Thursday, April 3, 2008

Nora Ephron on Hillary - Quit for my sake!

Nora Ephron in HuffPost has an unusual rationale for asking Hillary to quit the race:

"I would like to put myself among the growing chorus of people demanding that Hillary Clinton withdraw from the election. I don't really think it's fair to ask her to withdraw, and I certainly don't believe she's going to; she'll hang in there till the last dog dies, or till she runs out of money, whichever comes first. I'm not asking her to withdraw because I prefer Obama, and I don't think she should withdraw "for the sake of party unity," or whatever current bromide is being flung at her to get her to pull out. I think she should withdraw because I'm losing my mind."
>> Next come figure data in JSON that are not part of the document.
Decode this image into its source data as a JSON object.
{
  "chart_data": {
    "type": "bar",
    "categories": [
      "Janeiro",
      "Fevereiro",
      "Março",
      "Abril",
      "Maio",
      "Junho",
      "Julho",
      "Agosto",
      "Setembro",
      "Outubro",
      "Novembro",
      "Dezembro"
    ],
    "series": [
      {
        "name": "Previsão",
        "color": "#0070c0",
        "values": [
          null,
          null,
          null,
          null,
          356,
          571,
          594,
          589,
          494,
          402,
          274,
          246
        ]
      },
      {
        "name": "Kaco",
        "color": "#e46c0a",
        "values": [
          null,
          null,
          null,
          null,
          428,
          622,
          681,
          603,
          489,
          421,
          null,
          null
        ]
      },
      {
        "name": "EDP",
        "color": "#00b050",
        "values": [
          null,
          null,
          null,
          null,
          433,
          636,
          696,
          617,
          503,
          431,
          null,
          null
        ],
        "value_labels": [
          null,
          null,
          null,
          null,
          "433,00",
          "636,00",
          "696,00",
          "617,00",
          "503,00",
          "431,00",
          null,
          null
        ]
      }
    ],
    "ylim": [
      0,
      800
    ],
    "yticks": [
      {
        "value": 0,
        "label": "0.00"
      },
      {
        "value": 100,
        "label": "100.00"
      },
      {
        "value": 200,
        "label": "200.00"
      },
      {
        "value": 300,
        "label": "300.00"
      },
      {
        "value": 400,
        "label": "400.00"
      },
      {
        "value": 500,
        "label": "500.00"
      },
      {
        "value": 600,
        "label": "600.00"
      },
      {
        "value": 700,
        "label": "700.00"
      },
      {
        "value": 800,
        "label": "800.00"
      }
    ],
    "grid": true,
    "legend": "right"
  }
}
Thus it has come to pass: baby boomer feminists, who told us that "the personal is the political," fall victim to the problem of equating democracy with therapy. Fortunately, Ephron knows that the first step in solving your problem is admitting that you have one:

"I am particularly sensitive to this because I'm a woman of a certain age, and this means that part of the pie that passes for my brain contains a large slice called Hillary. I've been thinking about her in a fairly pathological way ever since 1992 and dreaming about her as well. She is me, and then again she's not."


Nora Eprhon is one of those people who has been sort of on the edge of my consciousness for years. I remember buying her book "Crazy Salad," but not really reading much of it, and then either giving it away or trying to sell it to a used bookstore. I like the fact that she writes and directs romantic comedies, because I'm a fan of the genre. "When Harry Met Sally," for which she was nominated for an Oscar for Best Original Screenplay, is of course a classic. I once made a dish that I called Radicchio Babylon, inspired by Meg Ryan ordering grilled radicchio in that movie. But I also thot "Bewitched" was a disaster, with Nicole Kidman playing a strangely powerless woman in a movie written, directed, produced and greenlit by powerful women.

Back to the issue at hand:

"But the point is that it doesn't matter why Hillary lied; what matters is that I'm hooked on Hillary and on the Rorschach process that defines my relationship with her: she does something, I spend far too much time thinking about it, I superimpose my life and my choices onto hers, I decide how I feel about what she's done, I bore friends witless with my theories, and then, instead of moving on, I'm confronted with yet another episode of her behavior and am forced to devote more hours to developing new theories about her behavior. I don't have time for this.

I understand that asking Hillary to withdraw from the race has more to do with me than it does with her, but that's my point."

It's a cliche to describe baby boomer intellectuals as self-obsessed narcissists, but then one of them goes and write something like this. It's funny and honest. It might make a good screenplay. OK, probably not a good screenplay. But can't people like this afford therapy?

One other thing about boomers we now know: some of them have worried that they will turn into their parents. I'm not so worried about that. My guess is that, at the very least, they will be more entertaining.